Cambridge is separated from Boston by the river Charles and by piquant jealousies that tickle no one more humorously than those whom, theoretically, they stab. From the east bank Cambridge is academic, and therefore negligible; from the west, Boston dwindles to a mere quay where one embarks for Europe.

What struck me first about Cambridge was that it must be the only city of its size and amenity in the United States without an imposing hotel. It is difficult to imagine any city in the United States minus at least two imposing hotels, with a barber's shop in the basement and a world's fair in the hall. But one soon perceives that Cambridge is a city apart. In visual characteristics it must have changed very little, and it will never change with facility. Boston is pre-eminently a town of traditions, but the traditions have to be looked for. Cambridge is equally a town of traditions, but the traditions stare you in the face.
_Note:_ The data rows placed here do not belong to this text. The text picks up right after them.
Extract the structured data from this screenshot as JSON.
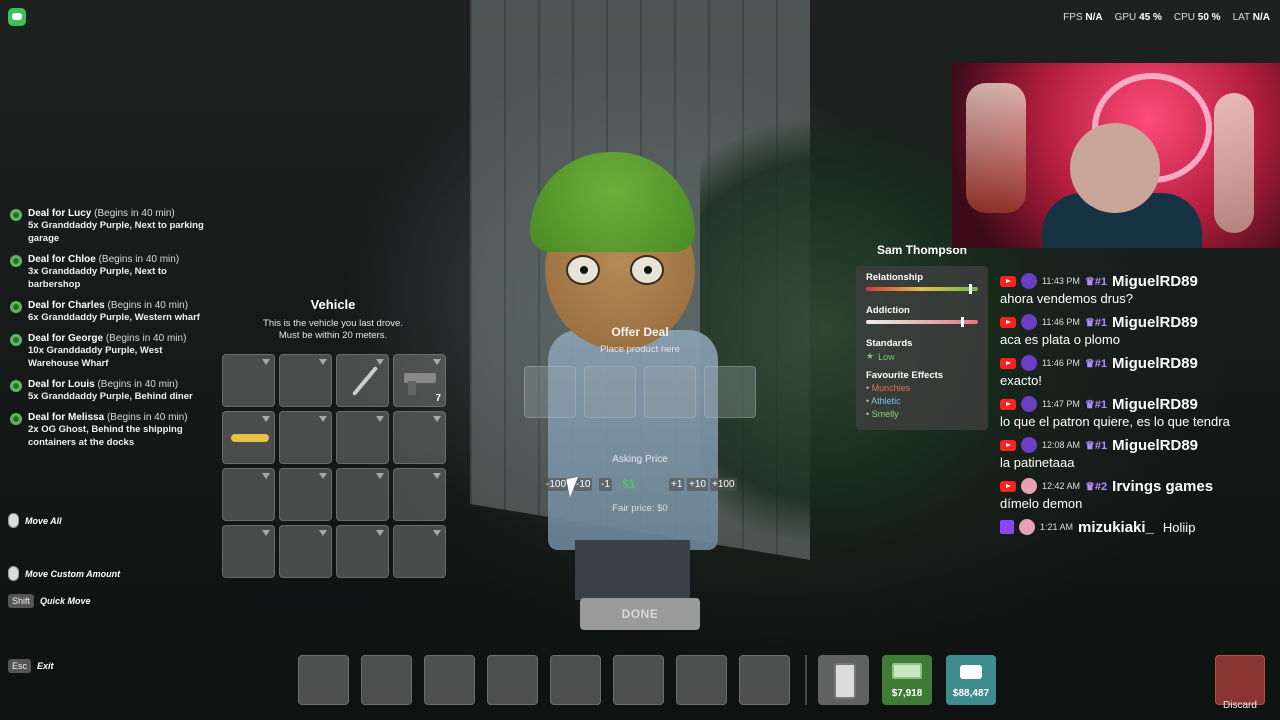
{
  "perf": {
    "fps_label": "FPS",
    "fps_value": "N/A",
    "gpu_label": "GPU",
    "gpu_value": "45 %",
    "cpu_label": "CPU",
    "cpu_value": "50 %",
    "lat_label": "LAT",
    "lat_value": "N/A"
  },
  "deals": [
    {
      "title": "Deal for Lucy",
      "timing": "(Begins in 40 min)",
      "desc": "5x Granddaddy Purple, Next to parking garage"
    },
    {
      "title": "Deal for Chloe",
      "timing": "(Begins in 40 min)",
      "desc": "3x Granddaddy Purple, Next to barbershop"
    },
    {
      "title": "Deal for Charles",
      "timing": "(Begins in 40 min)",
      "desc": "6x Granddaddy Purple, Western wharf"
    },
    {
      "title": "Deal for George",
      "timing": "(Begins in 40 min)",
      "desc": "10x Granddaddy Purple, West Warehouse Wharf"
    },
    {
      "title": "Deal for Louis",
      "timing": "(Begins in 40 min)",
      "desc": "5x Granddaddy Purple, Behind diner"
    },
    {
      "title": "Deal for Melissa",
      "timing": "(Begins in 40 min)",
      "desc": "2x OG Ghost, Behind the shipping containers at the docks"
    }
  ],
  "hints": {
    "move_all": "Move All",
    "move_custom": "Move Custom Amount",
    "shift_key": "Shift",
    "quick_move": "Quick Move",
    "esc_key": "Esc",
    "exit": "Exit"
  },
  "vehicle": {
    "title": "Vehicle",
    "desc_line1": "This is the vehicle you last drove.",
    "desc_line2": "Must be within 20 meters.",
    "gun_count": "7"
  },
  "offer": {
    "title": "Offer Deal",
    "subtitle": "Place product here",
    "asking_label": "Asking Price",
    "btn_minus100": "-100",
    "btn_minus10": "-10",
    "btn_minus1": "-1",
    "price": "$1",
    "btn_plus1": "+1",
    "btn_plus10": "+10",
    "btn_plus100": "+100",
    "fair_price": "Fair price: $0",
    "done": "DONE"
  },
  "npc": {
    "name": "Sam Thompson",
    "relationship_label": "Relationship",
    "relationship_level": 0.92,
    "addiction_label": "Addiction",
    "addiction_level": 0.85,
    "standards_label": "Standards",
    "standards_value": "Low",
    "effects_label": "Favourite Effects",
    "effects": [
      "Munchies",
      "Athletic",
      "Smelly"
    ],
    "effect_colors": [
      "#e0745a",
      "#7fc3e8",
      "#8fd36a"
    ]
  },
  "chat": [
    {
      "time": "11:43 PM",
      "badge": "#1",
      "user": "MiguelRD89",
      "text": "ahora vendemos drus?"
    },
    {
      "time": "11:46 PM",
      "badge": "#1",
      "user": "MiguelRD89",
      "text": "aca es plata o plomo"
    },
    {
      "time": "11:46 PM",
      "badge": "#1",
      "user": "MiguelRD89",
      "text": "exacto!"
    },
    {
      "time": "11:47 PM",
      "badge": "#1",
      "user": "MiguelRD89",
      "text": "lo que el patron quiere, es lo que tendra"
    },
    {
      "time": "12:08 AM",
      "badge": "#1",
      "user": "MiguelRD89",
      "text": "la patinetaaa"
    },
    {
      "time": "12:42 AM",
      "badge": "#2",
      "user": "Irvings games",
      "text": "dímelo demon"
    },
    {
      "time": "1:21 AM",
      "badge": "",
      "user": "mizukiaki_",
      "text": "Holiip"
    }
  ],
  "hotbar": {
    "cash": "$7,918",
    "bank": "$88,487",
    "discard": "Discard"
  }
}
My first halt was in front of the conspicuous home of James Russell Lowell. Now in the far recesses of the Five Towns I was brought up on "My Study Windows." My father, who would never accept the authority of an encyclopedia when his children got him in a corner on some debated question of fact, held James Russell Lowell as the supreme judge of letters, from whom not even he could appeal (It is true, he had never heard of Ste. Beuve, and regarded Matthew Arnold as a modern fad.) And there were the study windows of James Russell Lowell! And his house in its garden was only one of hundreds of similar houses standing in like old gardens.
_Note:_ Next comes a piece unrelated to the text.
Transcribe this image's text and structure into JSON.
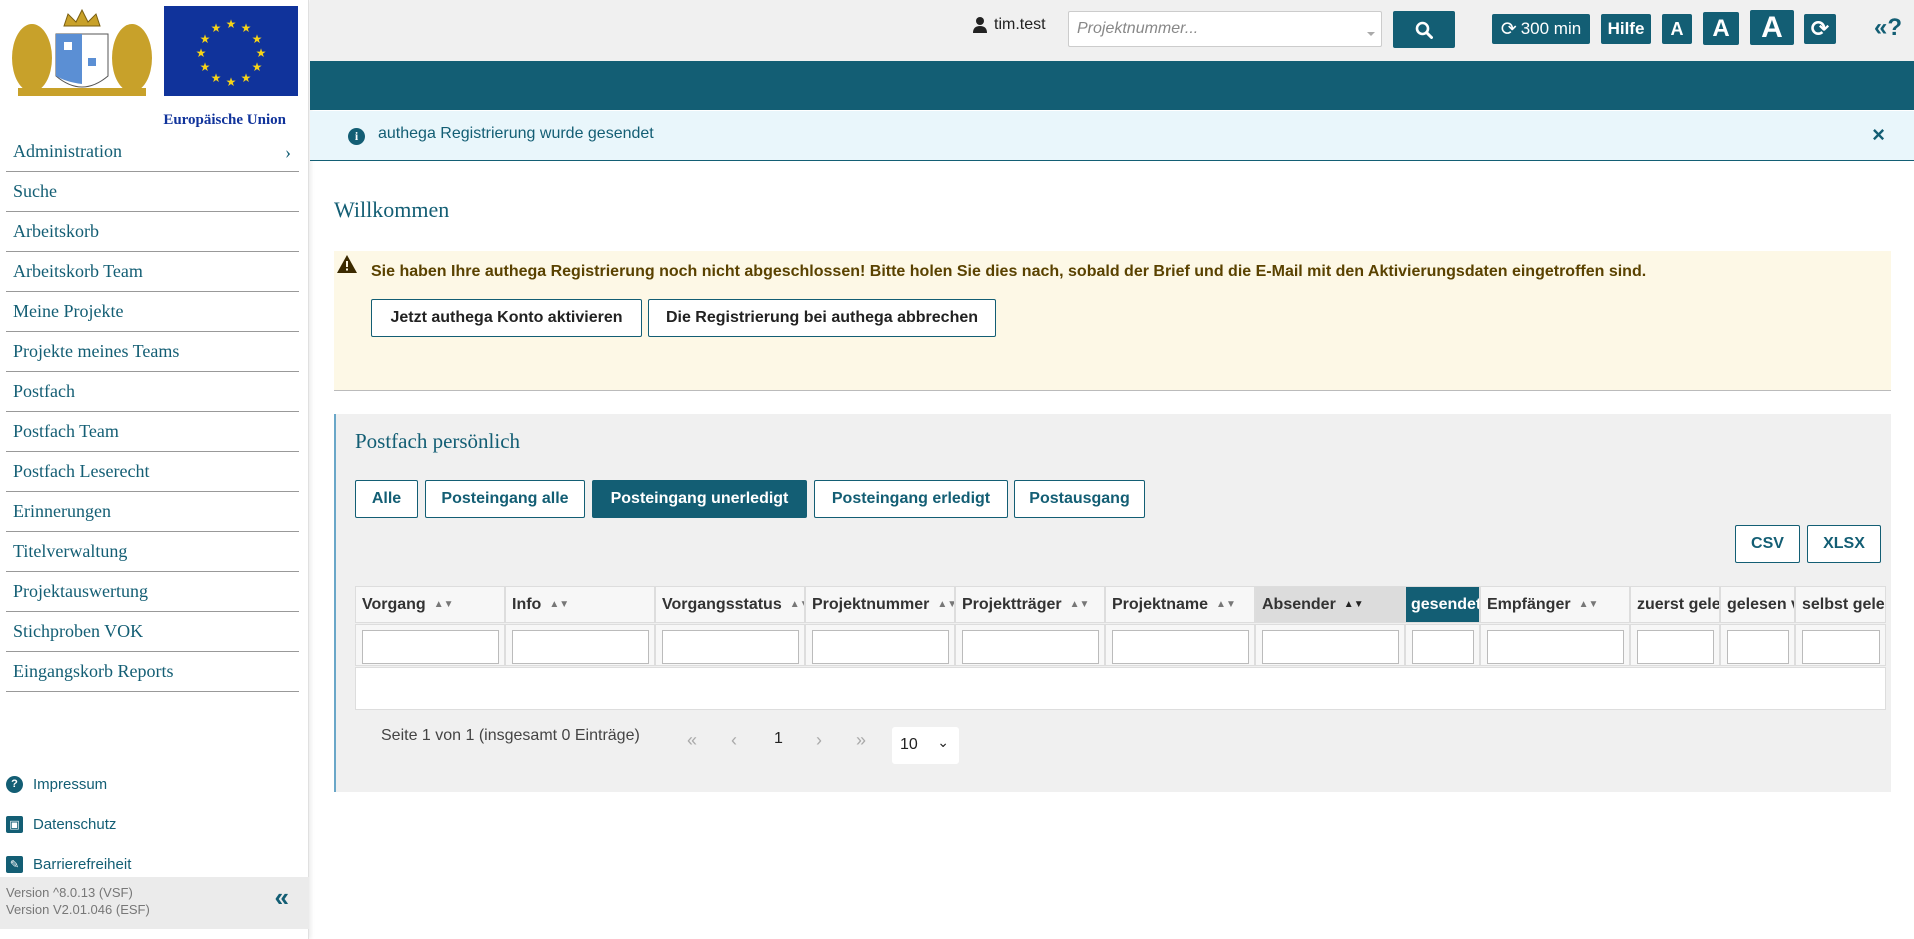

It was highly agreeable to learn that some of the pre-Revolution houses had not yet left the occupation of the families which built them. Beautiful houses, a few of them, utterly dissimilar from anything on the other side of the Atlantic! Did not William Morris always maintain that wood was and forever would be the most suitable material for building a house? On the side of the railroad track near Toledo I saw frame houses, whose architecture is debased from this Cambridge architecture, blown clean over by the gale. But the gale that will deracinate Cambridge has not yet begun to rage.... I rejoiced to see the house of Longfellow. In spite of the fact that he wrote "The Wreck of the Hesperus," he seems to keep his position as the chief minor poet of the English language. And the most American and the most wistful thing in Cambridge was that the children of Cambridge had been guided to buy and make inalienable the land in front of his house, so that his descendant might securely enjoy the free prospect that Longfellow enjoyed. In what other country would just such a delicate, sentimental homage have been paid in just such an ingeniously fanciful manner?[1]

[1] This story was related to me by a resident of Cambridge. Mr. Richard H. Dana, Longfellow's son-in-law, has since informed me that it is quite untrue. I regret that it is quite untrue. It ought to have been quite true. The land in question was given by Longfellow's children to the Longfellow Memorial Association, who gave it to the city of Cambridge. The general children of Cambridge did give to Longfellow an arm-chair made from the wood of a certain historic "spreading chestnut-tree," under which stood a certain historic village smithy; and with this I suppose I must be content.—A.B.